Rossini Stéphane · Nationalrat · 2001-06-08
Rossini Stéphane · Nationalrat · Wallis · Sozialdemokratische Fraktion · 2001-06-08
Wortprotokoll
Il y a, dans le débat sur le bien-fondé de l'institution militaire en Suisse, bien évidemment une dimension privilégiée de politique de sécurité. Une politique de sécurité certes complexe, mais que l'on met désormais à toutes les sauces, la dynamique des conflits armés traditionnels ne devenant qu'un élément parmi d'autres de cette large discussion, qui plus est un élément mineur puisque, dans cette logique, il faut bien avouer que notre pays ne compte plus d'ennemis.
De plus, le développement du contexte politique, mais également du contexte socioéconomique, rend la probabilité de conflits traditionnels encore moins plausible. Quant aux autres perspectives de positionnement de l'armée suisse aux frontières de notre territoire, elles devront s'inscrire dans un tout autre registre qui fait référence à la fois à son ouverture politique et à ses capacités de coopération politique et civile essentiellement.
Fort de ces considérations générales et contextuelles, ce débat devient, en plus d'un débat sur la politique de sécurité, un débat démocratique sur les priorités politiques à privilégier pour notre pays, par voie de conséquence un débat sur l'allocation des ressources en matière justement de politique publique. C'est là, de mon point de vue, que le bât blesse.
En effet, après "Armée 95", voici "Armée XXI". "Armée XXI" est un modeste lifting inscrit dans une continuité historique, alors qu'il faudrait une rupture fondamentale dans l'approche de notre armée et de ses perspectives de développement. "Armée XXI" découle de la réflexion de ceux qui ont continué, au cours des années nonante, de construire dans nos vallées des ouvrages militaires d'un autre âge, à coups d'investissements par centaines de millions de francs, les armements étant sans relation avec les dangers futurs, ou pire encore, pour des soldats qui n'existent plus, les travaux à peine terminés. [PAGE 627]

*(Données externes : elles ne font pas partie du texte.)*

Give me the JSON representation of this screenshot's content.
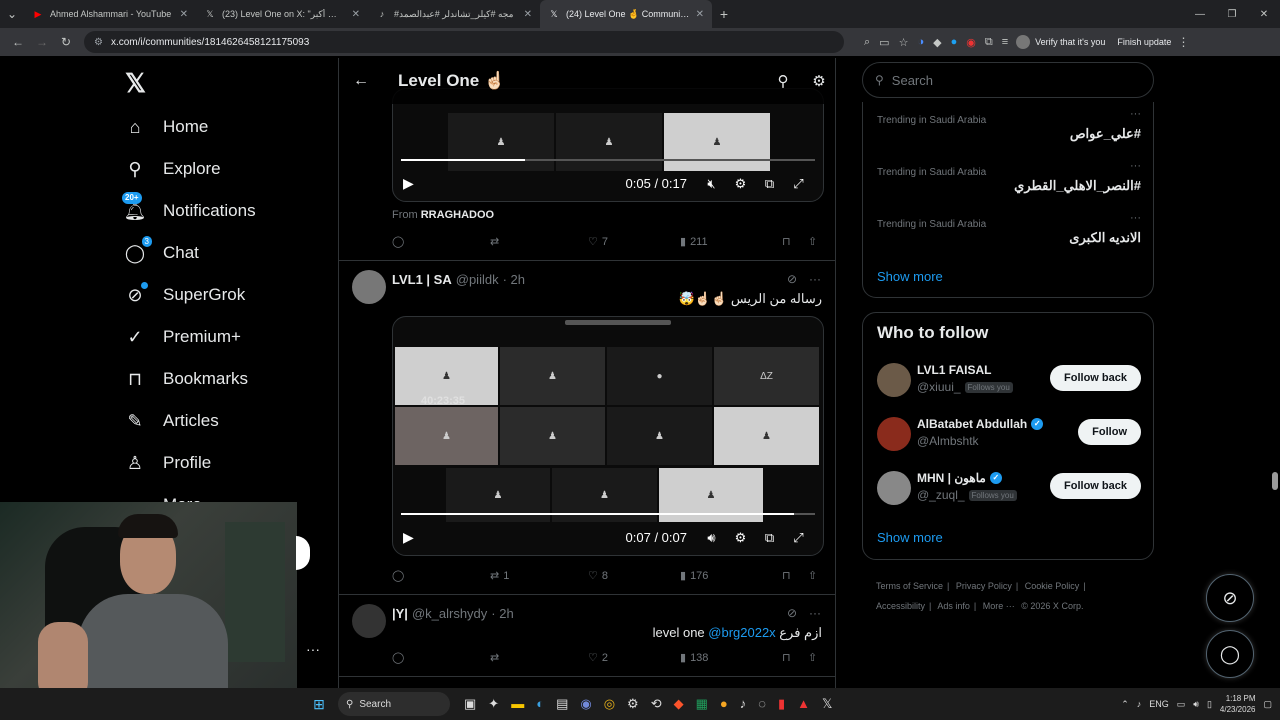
{
  "browser": {
    "tabs": [
      {
        "title": "Ahmed Alshammari - YouTube",
        "icon": "youtube-icon"
      },
      {
        "title": "(23) Level One on X: \"الهدف أكبر\"",
        "icon": "x-logo-icon"
      },
      {
        "title": "#مجه #كيلر_تشاندلر #عبدالصمد",
        "icon": "tiktok-icon"
      },
      {
        "title": "(24) Level One 🤞 Community / X",
        "icon": "x-logo-icon"
      }
    ],
    "url": "x.com/i/communities/1814626458121175093",
    "verify_label": "Verify that it's you",
    "finish_update_label": "Finish update"
  },
  "nav": {
    "items": [
      {
        "label": "Home",
        "icon": "home-icon"
      },
      {
        "label": "Explore",
        "icon": "search-icon"
      },
      {
        "label": "Notifications",
        "icon": "bell-icon",
        "badge": "20+"
      },
      {
        "label": "Chat",
        "icon": "chat-icon",
        "badge": "3"
      },
      {
        "label": "SuperGrok",
        "icon": "grok-icon"
      },
      {
        "label": "Premium+",
        "icon": "premium-icon"
      },
      {
        "label": "Bookmarks",
        "icon": "bookmark-icon"
      },
      {
        "label": "Articles",
        "icon": "article-icon"
      },
      {
        "label": "Profile",
        "icon": "person-icon"
      },
      {
        "label": "More",
        "icon": "more-circle-icon"
      }
    ]
  },
  "feed": {
    "title": "Level One ☝🏻",
    "post1": {
      "time": "0:05 / 0:17",
      "from_prefix": "From",
      "from_name": "RRAGHADOO",
      "replies": "",
      "reposts": "",
      "likes": "7",
      "views": "211"
    },
    "post2": {
      "name": "LVL1 | SA",
      "handle": "@piildk",
      "age": "· 2h",
      "text": "رساله من الريس ☝🏻☝🏻🤯",
      "time": "0:07 / 0:07",
      "timer_overlay": "40:23:35",
      "replies": "",
      "reposts": "1",
      "likes": "8",
      "views": "176"
    },
    "post3": {
      "name": "|Y|",
      "handle": "@k_alrshydy",
      "age": "· 2h",
      "text_prefix": "ازم فرع level one",
      "mention": "@brg2022x",
      "replies": "",
      "reposts": "",
      "likes": "2",
      "views": "138"
    }
  },
  "sidebar": {
    "search_placeholder": "Search",
    "trends": [
      {
        "label": "Trending in Saudi Arabia",
        "tag": "#علي_عواص"
      },
      {
        "label": "Trending in Saudi Arabia",
        "tag": "#النصر_الاهلي_القطري"
      },
      {
        "label": "Trending in Saudi Arabia",
        "tag": "الانديه الكبرى"
      }
    ],
    "show_more": "Show more",
    "who_to_follow_title": "Who to follow",
    "follow": [
      {
        "name": "LVL1 FAISAL",
        "handle": "@xiuui_",
        "follows_you": "Follows you",
        "button": "Follow back",
        "verified": false
      },
      {
        "name": "AlBatabet Abdullah",
        "handle": "@Almbshtk",
        "follows_you": "",
        "button": "Follow",
        "verified": true
      },
      {
        "name": "MHN | ماهون",
        "handle": "@_zuql_",
        "follows_you": "Follows you",
        "button": "Follow back",
        "verified": true
      }
    ],
    "show_more2": "Show more",
    "footer": [
      "Terms of Service",
      "|",
      "Privacy Policy",
      "|",
      "Cookie Policy",
      "|",
      "Accessibility",
      "|",
      "Ads info",
      "|",
      "More ···",
      "© 2026 X Corp."
    ]
  },
  "taskbar": {
    "search_label": "Search",
    "lang": "ENG",
    "time": "1:18 PM",
    "date": "4/23/2026"
  },
  "colors": {
    "accent": "#1d9bf0",
    "background": "#000000",
    "border": "#2f3336",
    "muted": "#71767b"
  }
}
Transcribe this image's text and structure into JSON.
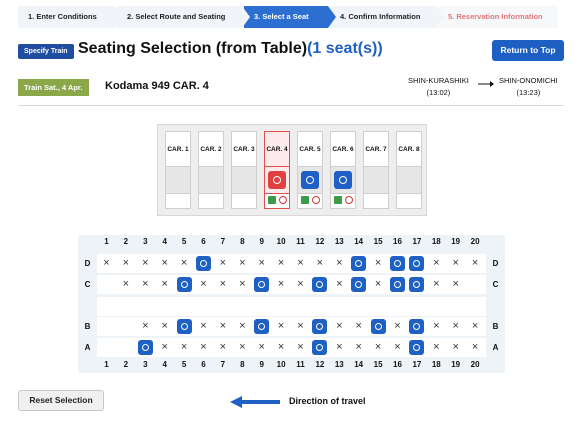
{
  "steps": [
    {
      "label": "1.  Enter Conditions",
      "state": "done"
    },
    {
      "label": "2.  Select Route and Seating",
      "state": "done"
    },
    {
      "label": "3.  Select a Seat",
      "state": "active"
    },
    {
      "label": "4.  Confirm Information",
      "state": "done"
    },
    {
      "label": "5.  Reservation Information",
      "state": "future"
    }
  ],
  "header": {
    "badge": "Specify Train",
    "title": "Seating Selection (from Table)",
    "seats": "(1 seat(s))",
    "return_button": "Return to Top"
  },
  "train": {
    "badge": "Train  Sat., 4 Apr.",
    "name": "Kodama 949  CAR. 4",
    "from_station": "SHIN-KURASHIKI",
    "from_time": "(13:02)",
    "to_station": "SHIN-ONOMICHI",
    "to_time": "(13:23)"
  },
  "cars": [
    {
      "label": "CAR. 1",
      "available": false,
      "selected": false
    },
    {
      "label": "CAR. 2",
      "available": false,
      "selected": false
    },
    {
      "label": "CAR. 3",
      "available": false,
      "selected": false
    },
    {
      "label": "CAR. 4",
      "available": true,
      "selected": true
    },
    {
      "label": "CAR. 5",
      "available": true,
      "selected": false
    },
    {
      "label": "CAR. 6",
      "available": true,
      "selected": false
    },
    {
      "label": "CAR. 7",
      "available": false,
      "selected": false
    },
    {
      "label": "CAR. 8",
      "available": false,
      "selected": false
    }
  ],
  "seatmap": {
    "columns": [
      "1",
      "2",
      "3",
      "4",
      "5",
      "6",
      "7",
      "8",
      "9",
      "10",
      "11",
      "12",
      "13",
      "14",
      "15",
      "16",
      "17",
      "18",
      "19",
      "20"
    ],
    "rows": [
      {
        "label": "D",
        "seats": [
          "x",
          "x",
          "x",
          "x",
          "x",
          "o",
          "x",
          "x",
          "x",
          "x",
          "x",
          "x",
          "x",
          "o",
          "x",
          "o",
          "o",
          "x",
          "x",
          "x"
        ]
      },
      {
        "label": "C",
        "seats": [
          "",
          "x",
          "x",
          "x",
          "o",
          "x",
          "x",
          "x",
          "o",
          "x",
          "x",
          "o",
          "x",
          "o",
          "x",
          "o",
          "o",
          "x",
          "x",
          ""
        ]
      },
      {
        "label": "",
        "seats": []
      },
      {
        "label": "B",
        "seats": [
          "",
          "",
          "x",
          "x",
          "o",
          "x",
          "x",
          "x",
          "o",
          "x",
          "x",
          "o",
          "x",
          "x",
          "o",
          "x",
          "o",
          "x",
          "x",
          "x"
        ]
      },
      {
        "label": "A",
        "seats": [
          "",
          "",
          "o",
          "x",
          "x",
          "x",
          "x",
          "x",
          "x",
          "x",
          "x",
          "o",
          "x",
          "x",
          "x",
          "x",
          "o",
          "x",
          "x",
          "x"
        ]
      }
    ]
  },
  "footer": {
    "reset_button": "Reset Selection",
    "direction_label": "Direction of travel"
  },
  "colors": {
    "accent": "#1f60c4",
    "selected_car": "#e04040",
    "train_badge": "#8aa84a"
  }
}
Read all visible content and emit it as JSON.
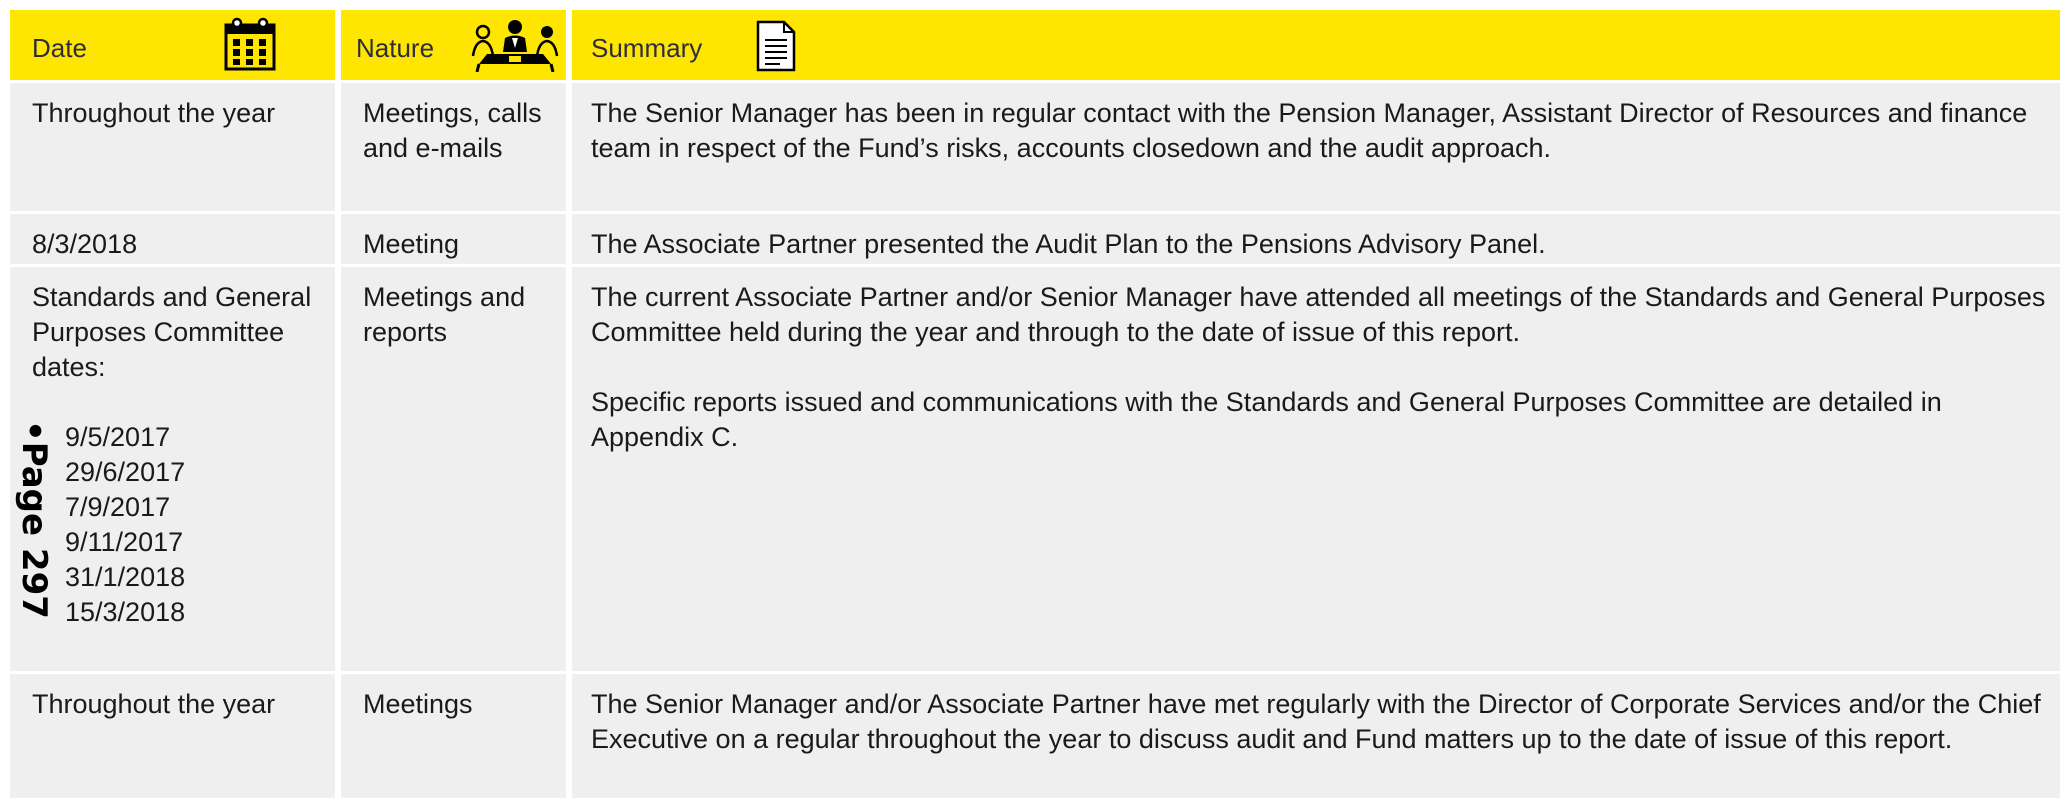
{
  "headers": {
    "date": "Date",
    "nature": "Nature",
    "summary": "Summary"
  },
  "icons": {
    "date": "calendar-icon",
    "nature": "meeting-icon",
    "summary": "document-icon"
  },
  "rows": [
    {
      "date": "Throughout the year",
      "nature": "Meetings, calls and e-mails",
      "summary": [
        "The Senior Manager has been in regular contact with the Pension Manager, Assistant Director of Resources and finance team in respect of the Fund’s risks, accounts closedown and the audit approach."
      ]
    },
    {
      "date": "8/3/2018",
      "nature": "Meeting",
      "summary": [
        "The Associate Partner presented the Audit Plan to the Pensions Advisory Panel."
      ]
    },
    {
      "date": "Standards and General Purposes Committee dates:",
      "dates": [
        "9/5/2017",
        "29/6/2017",
        "7/9/2017",
        "9/11/2017",
        "31/1/2018",
        "15/3/2018"
      ],
      "nature": "Meetings and reports",
      "summary": [
        "The current Associate Partner and/or Senior Manager have attended all meetings of the Standards and General Purposes Committee held during the year and through to the date of issue of this report.",
        "Specific reports issued and communications with the Standards and General Purposes Committee are detailed in Appendix C."
      ]
    },
    {
      "date": "Throughout the year",
      "nature": "Meetings",
      "summary": [
        "The Senior Manager and/or Associate Partner have met regularly with the Director of Corporate Services and/or the Chief Executive on a regular throughout the year to discuss audit and Fund matters up to the date of issue of this report."
      ]
    }
  ],
  "page_stamp": "•Page 297",
  "colors": {
    "header": "#ffe600",
    "cell": "#efefef",
    "text": "#1a1a1a"
  }
}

L'armée va donc continuer de jouer à la guéguerre dans les Alpes, générant, quoi qu'on en dise, des conflits récurrents, par exemple avec l'économie touristique et pour des effets sans commune mesure avec ses inconvénients, et ce alors que d'autres vantent et s'efforcent de vanter les mérites du développement durable. Le maintien de l'armée aboutit aussi à un programme d'investissements disproportionné qui choque la population à qui on supprime des bureaux de poste, à qui on réduit des rentes de veuves ou à qui on supprime des prestations de l'assurance-chômage. Par conséquent, ce qui est entrepris et ce qui nous est promis cimente le statu quo, statu quo relevant par ailleurs d'un passé révolu, comme l'ont développé tout à l'heure Mme Garbani et M. Cuche notamment.
Devant si peu de leadership créatif, face au gaspillage de ressources financières publiques rares donc limitées qui en résulte, une large partie de la population - qui va bien au-delà de nos concitoyennes et concitoyens qui ont signé cette initiative populaire - exprime à la fois son mécontentement et sa frustration, car elle ne comprend pas, elle ne comprend plus, et je m'en fais ici le relais.
En disant oui à cette initiative populaire, nous entendons reconsidérer la politique envisagée et manifester la nécessité d'établir des priorités, de véritables priorités dans l'utilisation des deniers publics. La réalité vécue n'est en effet plus admissible. Nous voulons une politique de sécurité en adéquation avec la Suisse de demain, et non avec la Suisse d'hier.